Notice of attendance
Notice of attendance at the meeting may be given in writing to AudioDev AB (publ), attn: Christian Hartmann, Kabingatan 9, SE-212 39 Malmö, Sweden or by telephone on +46 40-690 55 04, fax: +46 40-690 49 90, or by e-mail to christian.hartmann@audiodev.com. When registering, you must state your name, personal identity number or corporate identity number, number of shares, daytime telephone number, and, where applicable, the number of advisers (no more than two) you intend bringing to the meeting. If shareholders intend being represented at the meeting, a power of attorney along with other proof of authority documents should be enclosed with the application. Proxy forms are available upon request.

Proposed agenda
1. Opening of the meeting
2. Election of the chairman of the meeting
3. Preparation and approval of the voting list
4. Approval of the agenda
5. Election of a person to check the minutes
6. Determination that the meeting has been duly convened
7. Presentation of the annual report and the auditor’s report as well as the consolidated accounts and auditor’s report on the consolidated accounts
8. The Managing Director's report on the operations
9. Adoption of the income statement and the balance sheet and the consolidated income statement and the consolidated balance sheet
10. Disposition of the company’s profits in accordance with the balance sheet adopted
11. Discharge of the Board of Directors and the Managing Director from liability
12. Determination of the number of directors and deputy directors
13. Determination of remuneration to the Board of Directors
14. Election of Board of Directors and Chairman of the Board of Directors
15. The Board's proposal for a decision on guidelines for remuneration to leading officials
16. Appointment of a nomination committee
17. Closing of the meeting

Dividend (item 10)
The Board has proposed that no dividend is to be paid.

Board etc. (items 2, 12, 13 and 14)
The company has been notified that shareholders that represent over 50 % of all votes in the company will be supporting the following proposals:

Chairman of the meeting: Peter Oscarsson
Board Members: re-election of Jan Barchan, Göran Barsby, Sigrun Hjelmquist, Per Ludvigsson and Thomas Vonheim
Chairman of the Board: Jan Barchan
Directors' fees: SEK 800,000, of which SEK 200,000 to the Chairman of the Board and SEK 150,000 each to other Board Members.

The Board's proposal for a decision on guidelines for remuneration to leading officials (item 15) The Board's proposal, which includes guidelines with respect to salaries, pension and other terms of employment for leading officials, are detailed in the Directors' Report in the company's annual report.

Appointment of an election committee (item 16)
The shareholder Briban Invest AB has proposed that the general meeting assigns the chairman of the board of directors to, based on the share ownership at the end of September 2008, convene an election committee composed by one representative from each of the three largest shareholders in the company in terms of voting power.
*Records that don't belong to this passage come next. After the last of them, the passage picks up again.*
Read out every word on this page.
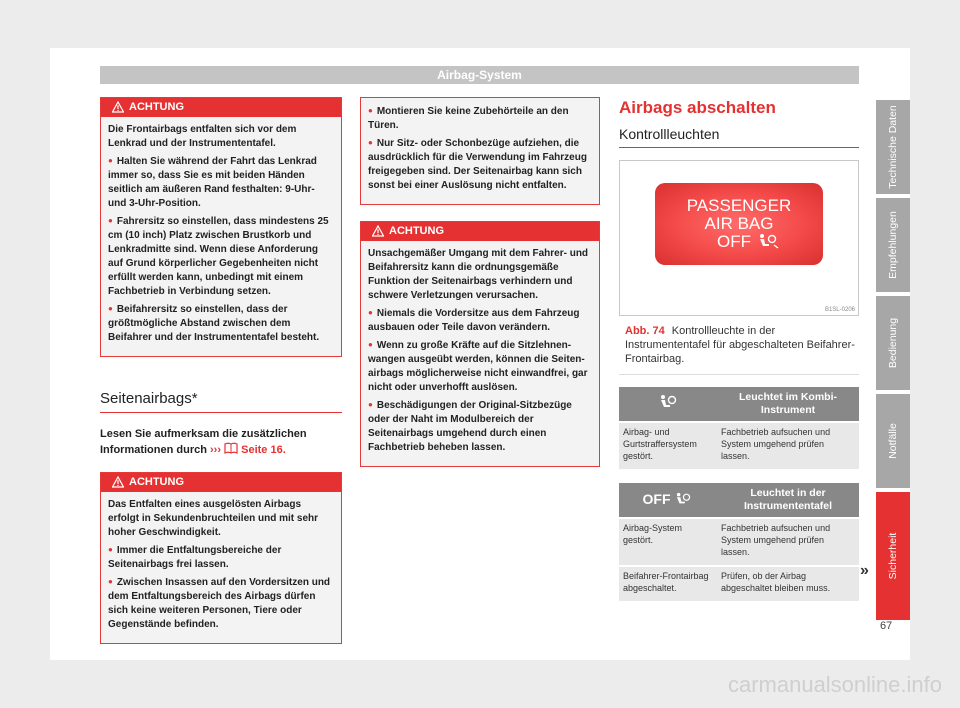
Airbag-System
ACHTUNG

Die Frontairbags entfalten sich vor dem Lenkrad und der Instrumententafel.

● Halten Sie während der Fahrt das Lenkrad immer so, dass Sie es mit beiden Händen seitlich am äußeren Rand festhalten: 9-Uhr- und 3-Uhr-Position.

● Fahrersitz so einstellen, dass mindestens 25 cm (10 inch) Platz zwischen Brustkorb und Lenkradmitte sind. Wenn diese Anforderung auf Grund körperlicher Gegebenheiten nicht erfüllt werden kann, unbedingt mit einem Fachbetrieb in Verbindung setzen.

● Beifahrersitz so einstellen, dass der größtmögliche Abstand zwischen dem Beifahrer und der Instrumententafel besteht.

Seitenairbags*
Lesen Sie aufmerksam die zusätzlichen Informationen durch ›››  Seite 16.
ACHTUNG

Das Entfalten eines ausgelösten Airbags erfolgt in Sekundenbruchteilen und mit sehr hoher Geschwindigkeit.

● Immer die Entfaltungsbereiche der Seitenairbags frei lassen.

● Zwischen Insassen auf den Vordersitzen und dem Entfaltungsbereich des Airbags dürfen sich keine weiteren Personen, Tiere oder Gegenstände befinden.

● Montieren Sie keine Zubehörteile an den Türen.

● Nur Sitz- oder Schonbezüge aufziehen, die ausdrücklich für die Verwendung im Fahrzeug freigegeben sind. Der Seitenairbag kann sich sonst bei einer Auslösung nicht entfalten.

ACHTUNG

Unsachgemäßer Umgang mit dem Fahrer- und Beifahrersitz kann die ordnungsgemäße Funktion der Seitenairbags verhindern und schwere Verletzungen verursachen.

● Niemals die Vordersitze aus dem Fahrzeug ausbauen oder Teile davon verändern.

● Wenn zu große Kräfte auf die Sitzlehnen-wangen ausgeübt werden, können die Seiten-airbags möglicherweise nicht einwandfrei, gar nicht oder unverhofft auslösen.

● Beschädigungen der Original-Sitzbezüge oder der Naht im Modulbereich der Seitenairbags umgehend durch einen Fachbetrieb beheben lassen.

Airbags abschalten
Kontrollleuchten
PASSENGER
AIR BAG
OFF
B1SL-0206
Abb. 74 Kontrollleuchte in der Instrumententafel für abgeschalteten Beifahrer-Frontairbag.
	Leuchtet im Kombi-Instrument
Airbag- und Gurtstraffersystem gestört.	Fachbetrieb aufsuchen und System umgehend prüfen lassen.
OFF	Leuchtet in der Instrumententafel
Airbag-System gestört.	Fachbetrieb aufsuchen und System umgehend prüfen lassen.
Beifahrer-Frontairbag abgeschaltet.	Prüfen, ob der Airbag abgeschaltet bleiben muss.
»
Technische Daten
Empfehlungen
Bedienung
Notfälle
Sicherheit
67
carmanualsonline.info
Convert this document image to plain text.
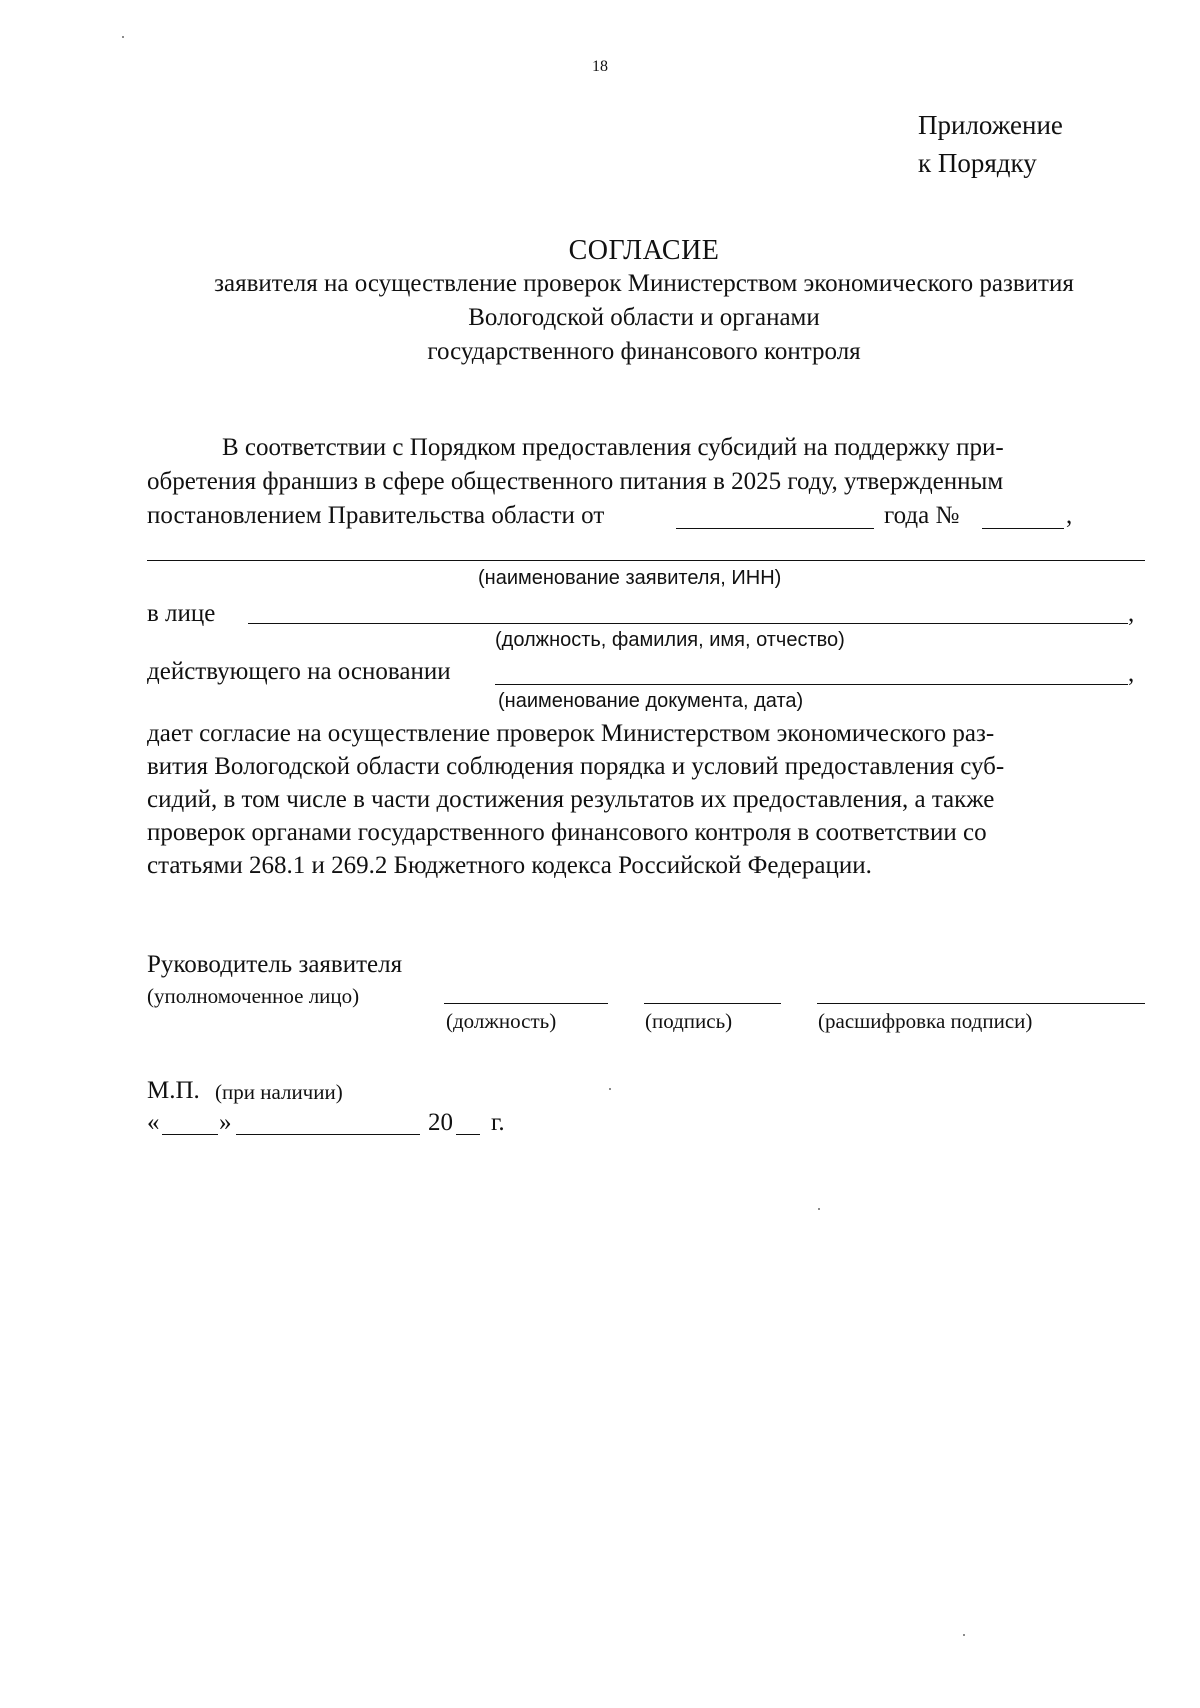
18
Приложение
к Порядку
СОГЛАСИЕ
заявителя на осуществление проверок Министерством экономического развития
Вологодской области и органами
государственного финансового контроля
В соответствии с Порядком предоставления субсидий на поддержку при-
обретения франшиз в сфере общественного питания в 2025 году, утвержденным
постановлением Правительства области от	года №	,
(наименование заявителя, ИНН)
в лице	,
(должность, фамилия, имя, отчество)
действующего на основании	,
(наименование документа, дата)
дает согласие на осуществление проверок Министерством экономического раз-
вития Вологодской области соблюдения порядка и условий предоставления суб-
сидий, в том числе в части достижения результатов их предоставления, а также
проверок органами государственного финансового контроля в соответствии со
статьями 268.1 и 269.2 Бюджетного кодекса Российской Федерации.
Руководитель заявителя
(уполномоченное лицо)
(должность)	(подпись)	(расшифровка подписи)
М.П. (при наличии)
« »	20 г.
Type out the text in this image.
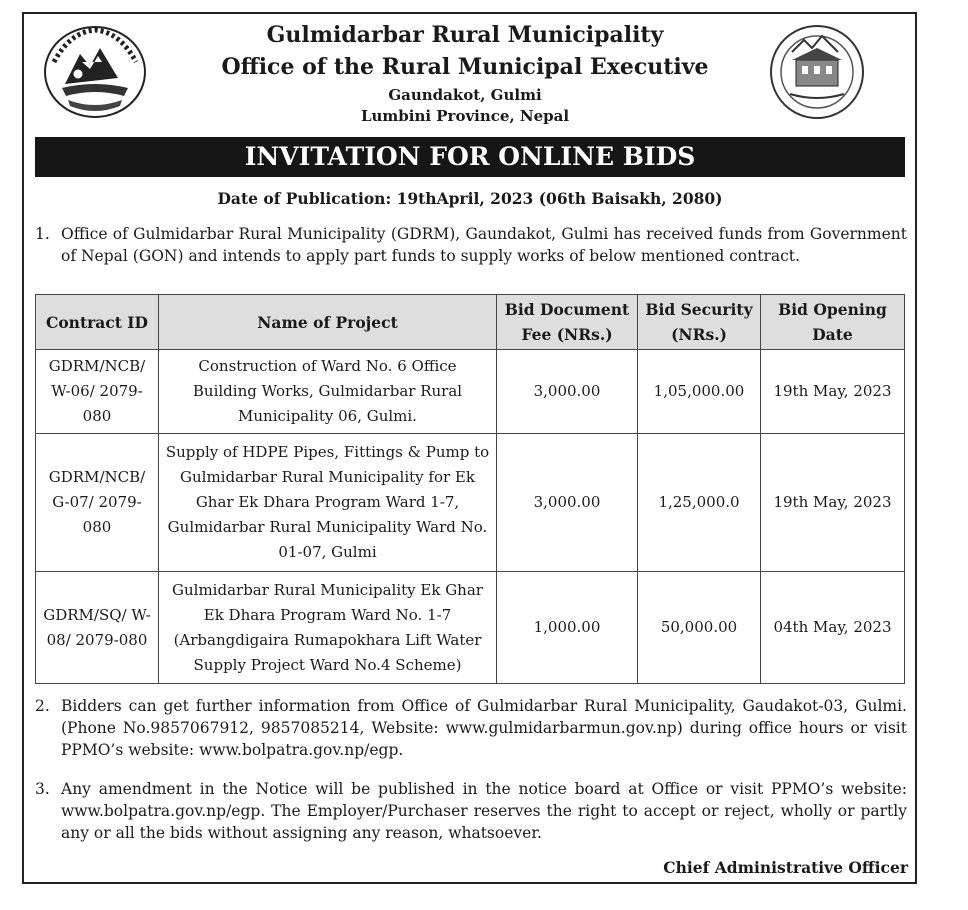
Gulmidarbar Rural Municipality
Office of the Rural Municipal Executive
Gaundakot, Gulmi
Lumbini Province, Nepal
INVITATION FOR ONLINE BIDS
Date of Publication: 19thApril, 2023 (06th Baisakh, 2080)
1. Office of Gulmidarbar Rural Municipality (GDRM), Gaundakot, Gulmi has received funds from Government of Nepal (GON) and intends to apply part funds to supply works of below mentioned contract.
Contract ID	Name of Project	Bid Document Fee (NRs.)	Bid Security (NRs.)	Bid Opening Date
GDRM/NCB/ W-06/ 2079-080	Construction of Ward No. 6 Office Building Works, Gulmidarbar Rural Municipality 06, Gulmi.	3,000.00	1,05,000.00	19th May, 2023
GDRM/NCB/ G-07/ 2079-080	Supply of HDPE Pipes, Fittings & Pump to Gulmidarbar Rural Municipality for Ek Ghar Ek Dhara Program Ward 1-7, Gulmidarbar Rural Municipality Ward No. 01-07, Gulmi	3,000.00	1,25,000.0	19th May, 2023
GDRM/SQ/ W-08/ 2079-080	Gulmidarbar Rural Municipality Ek Ghar Ek Dhara Program Ward No. 1-7 (Arbangdigaira Rumapokhara Lift Water Supply Project Ward No.4 Scheme)	1,000.00	50,000.00	04th May, 2023
2. Bidders can get further information from Office of Gulmidarbar Rural Municipality, Gaudakot-03, Gulmi. (Phone No.9857067912, 9857085214, Website: www.gulmidarbarmun.gov.np) during office hours or visit PPMO’s website: www.bolpatra.gov.np/egp.
3. Any amendment in the Notice will be published in the notice board at Office or visit PPMO’s website: www.bolpatra.gov.np/egp. The Employer/Purchaser reserves the right to accept or reject, wholly or partly any or all the bids without assigning any reason, whatsoever.
Chief Administrative Officer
The names of the members of the election committee shall be published in the interim report for the third quarter. The election committee shall have the same responsibilities as suggested by Swedish legislation for corporate governance.

The nomination committee shall remain until the next nomination committee has been appointed. Should a member of the nomination committee cease to represent one of the largest shareholders in the company or resign, the nomination committee shall be entitled to replace such member with another representative of the largest shareholders.

Documentation etc.
The annual report and auditors' report as well as other decision data are made available at the company and on its website, www.audiodev.com, at least two weeks before the Annual General Meeting and are distributed to shareholders who have requested copies and have given their postal address.

In AudioDev AB there are in total 16,716,500 shares, whereof 600,000 shares of series A and 16,116,500 shares of series B. These shares carry in total 22,116,500 votes.